Reputation: 43
I've tried using both the core library and the simple wrapper around it and both fail to find triples for the same trivial sentences.
The simple wrapper code:
for (final Quadruple<String, String, String, Double> tripple : sentence.openie()) {
System.out.println(tripple);
}
and the core library's code is their own example usage:
package edu.stanford.nlp.naturalli;
import edu.stanford.nlp.ie.util.RelationTriple;
import edu.stanford.nlp.io.IOUtils;
import edu.stanford.nlp.ling.CoreAnnotations;
import edu.stanford.nlp.pipeline.Annotation;
import edu.stanford.nlp.pipeline.StanfordCoreNLP;
import edu.stanford.nlp.semgraph.SemanticGraph;
import edu.stanford.nlp.semgraph.SemanticGraphCoreAnnotations;
import edu.stanford.nlp.util.CoreMap;
import edu.stanford.nlp.util.PropertiesUtils;
import java.util.Collection;
import java.util.List;
import java.util.Properties;
/**
* A demo illustrating how to call the OpenIE system programmatically.
*/
public class OpenIEDemo {
private OpenIEDemo() {} // static main
public static void main(String[] args) throws Exception {
// Create the Stanford CoreNLP pipeline
Properties props = PropertiesUtils.asProperties(
"annotators", "tokenize,ssplit,pos,lemma,depparse,natlog,openie"
// , "depparse.model", "edu/stanford/nlp/models/parser/nndep/english_SD.gz"
// "annotators", "tokenize,ssplit,pos,lemma,parse,natlog,openie"
// , "parse.originalDependencies", "true"
);
StanfordCoreNLP pipeline = new StanfordCoreNLP(props);
// Annotate an example document.
String text;
if (args.length > 0) {
text = IOUtils.slurpFile(args[0]);
} else {
text = "Obama was born in Hawaii. He is our president.";
}
Annotation doc = new Annotation(text);
pipeline.annotate(doc);
// Loop over sentences in the document
int sentNo = 0;
for (CoreMap sentence : doc.get(CoreAnnotations.SentencesAnnotation.class)) {
System.out.println("Sentence #" + ++sentNo + ": " + sentence.get(CoreAnnotations.TextAnnotation.class));
// Print SemanticGraph
System.out.println(sentence.get(SemanticGraphCoreAnnotations.EnhancedDependenciesAnnotation.class).toString(SemanticGraph.OutputFormat.LIST));
// Get the OpenIE triples for the sentence
Collection<RelationTriple> triples = sentence.get(NaturalLogicAnnotations.RelationTriplesAnnotation.class);
// Print the triples
for (RelationTriple triple : triples) {
System.out.println(triple.confidence + "\t" +
triple.subjectLemmaGloss() + "\t" +
triple.relationLemmaGloss() + "\t" +
triple.objectLemmaGloss());
}
// Alternately, to only run e.g., the clause splitter:
List<SentenceFragment> clauses = new OpenIE(props).clausesInSentence(sentence);
for (SentenceFragment clause : clauses) {
System.out.println(clause.parseTree.toString(SemanticGraph.OutputFormat.LIST));
}
System.out.println();
}
}
}
Both methods find triples pass and fail the same tests:
The cat jumped over the fence.: (cat,jumped over,fence,1.0)

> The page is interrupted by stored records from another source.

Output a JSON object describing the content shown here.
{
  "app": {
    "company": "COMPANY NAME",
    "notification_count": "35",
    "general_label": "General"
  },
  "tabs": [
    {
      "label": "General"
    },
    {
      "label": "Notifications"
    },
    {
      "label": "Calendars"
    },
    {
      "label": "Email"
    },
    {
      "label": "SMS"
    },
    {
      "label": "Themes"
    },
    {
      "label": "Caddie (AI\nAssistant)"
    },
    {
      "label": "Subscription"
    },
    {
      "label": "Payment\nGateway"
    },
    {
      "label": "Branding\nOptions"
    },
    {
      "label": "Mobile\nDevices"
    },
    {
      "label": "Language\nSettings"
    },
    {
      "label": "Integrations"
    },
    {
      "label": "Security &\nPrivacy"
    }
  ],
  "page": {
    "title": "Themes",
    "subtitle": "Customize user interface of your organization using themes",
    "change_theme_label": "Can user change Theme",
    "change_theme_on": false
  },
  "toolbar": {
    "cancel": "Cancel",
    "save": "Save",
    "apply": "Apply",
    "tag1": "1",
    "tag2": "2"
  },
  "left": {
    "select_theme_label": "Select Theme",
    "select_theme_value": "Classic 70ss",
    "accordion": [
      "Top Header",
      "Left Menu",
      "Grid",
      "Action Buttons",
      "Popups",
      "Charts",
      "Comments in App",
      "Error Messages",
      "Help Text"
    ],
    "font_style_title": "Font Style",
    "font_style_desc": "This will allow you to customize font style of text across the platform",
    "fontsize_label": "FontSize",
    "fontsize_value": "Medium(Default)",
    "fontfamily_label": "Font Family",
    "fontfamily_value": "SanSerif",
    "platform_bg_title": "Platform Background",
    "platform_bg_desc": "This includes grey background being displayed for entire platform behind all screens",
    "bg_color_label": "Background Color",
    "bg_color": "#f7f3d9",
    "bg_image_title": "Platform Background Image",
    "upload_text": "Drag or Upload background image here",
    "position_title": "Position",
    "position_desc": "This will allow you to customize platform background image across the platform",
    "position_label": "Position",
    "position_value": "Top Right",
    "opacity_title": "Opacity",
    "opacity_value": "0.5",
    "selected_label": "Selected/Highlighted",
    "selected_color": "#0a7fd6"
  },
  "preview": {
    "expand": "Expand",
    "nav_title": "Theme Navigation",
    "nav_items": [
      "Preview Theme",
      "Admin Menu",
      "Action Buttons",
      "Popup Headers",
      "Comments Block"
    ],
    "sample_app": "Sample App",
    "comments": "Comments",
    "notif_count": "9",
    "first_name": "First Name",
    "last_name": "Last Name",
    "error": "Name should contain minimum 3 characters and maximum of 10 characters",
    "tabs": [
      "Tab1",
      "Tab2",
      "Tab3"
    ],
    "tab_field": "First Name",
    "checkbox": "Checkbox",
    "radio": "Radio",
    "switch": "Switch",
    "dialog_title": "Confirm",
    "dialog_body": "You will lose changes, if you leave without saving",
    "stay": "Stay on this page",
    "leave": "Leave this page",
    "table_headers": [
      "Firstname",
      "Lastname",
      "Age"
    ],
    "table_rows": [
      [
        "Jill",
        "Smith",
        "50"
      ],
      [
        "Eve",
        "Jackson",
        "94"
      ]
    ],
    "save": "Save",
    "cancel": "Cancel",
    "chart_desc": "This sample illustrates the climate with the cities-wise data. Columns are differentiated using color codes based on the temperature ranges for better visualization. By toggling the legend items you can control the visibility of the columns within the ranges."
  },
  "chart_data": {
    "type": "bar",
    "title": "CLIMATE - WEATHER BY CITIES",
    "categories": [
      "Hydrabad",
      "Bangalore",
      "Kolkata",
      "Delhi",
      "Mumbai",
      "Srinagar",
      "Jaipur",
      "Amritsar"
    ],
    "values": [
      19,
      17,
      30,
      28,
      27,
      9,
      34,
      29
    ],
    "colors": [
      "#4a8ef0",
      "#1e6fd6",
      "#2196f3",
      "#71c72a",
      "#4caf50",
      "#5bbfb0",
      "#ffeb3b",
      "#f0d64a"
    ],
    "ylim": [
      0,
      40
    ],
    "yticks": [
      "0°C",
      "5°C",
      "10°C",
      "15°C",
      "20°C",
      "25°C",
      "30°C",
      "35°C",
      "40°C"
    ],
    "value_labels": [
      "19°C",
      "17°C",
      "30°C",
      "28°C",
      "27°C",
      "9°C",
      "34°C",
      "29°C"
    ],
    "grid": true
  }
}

The brown dog barked.: FAIL
The apple was eaten by John.: (apple,was eaten by,John,1.0)
Joe ate the ripe apple.: (Joe,ate,ripe apple,1.0)
They named their daughter Natasha.: (They,named,their daughter Natasha,1.0)
Bob sold me her boat.: FAIL
Grandfather left Rosalita and Raoul all his money.: FAIL
Who killed the cat?: FAIL
How many astronauts have walked on the moon?: (astronauts,have walked on,moon,1.0)
When it fails the collection it returns is empty.
Has anyone had similar problems and a workaround or any alternative solutions?
Upvotes: 1
Views: 992
Reputation: 1563
OpenIE only returns triples, so you would have to add your own rules if you also wanted to extract sentences without objects or other verbal complements. The same is true for questions; OpenIE is intended for large-scale relation extraction from text such as Wikipedia and in this context it doesn't make sense to consider questions.
Regarding the Bob example, it seems that this is only working in the version that is up on GitHub, so you'd either have to clone this and compile it yourself or wait until the next release to get this sentence to work.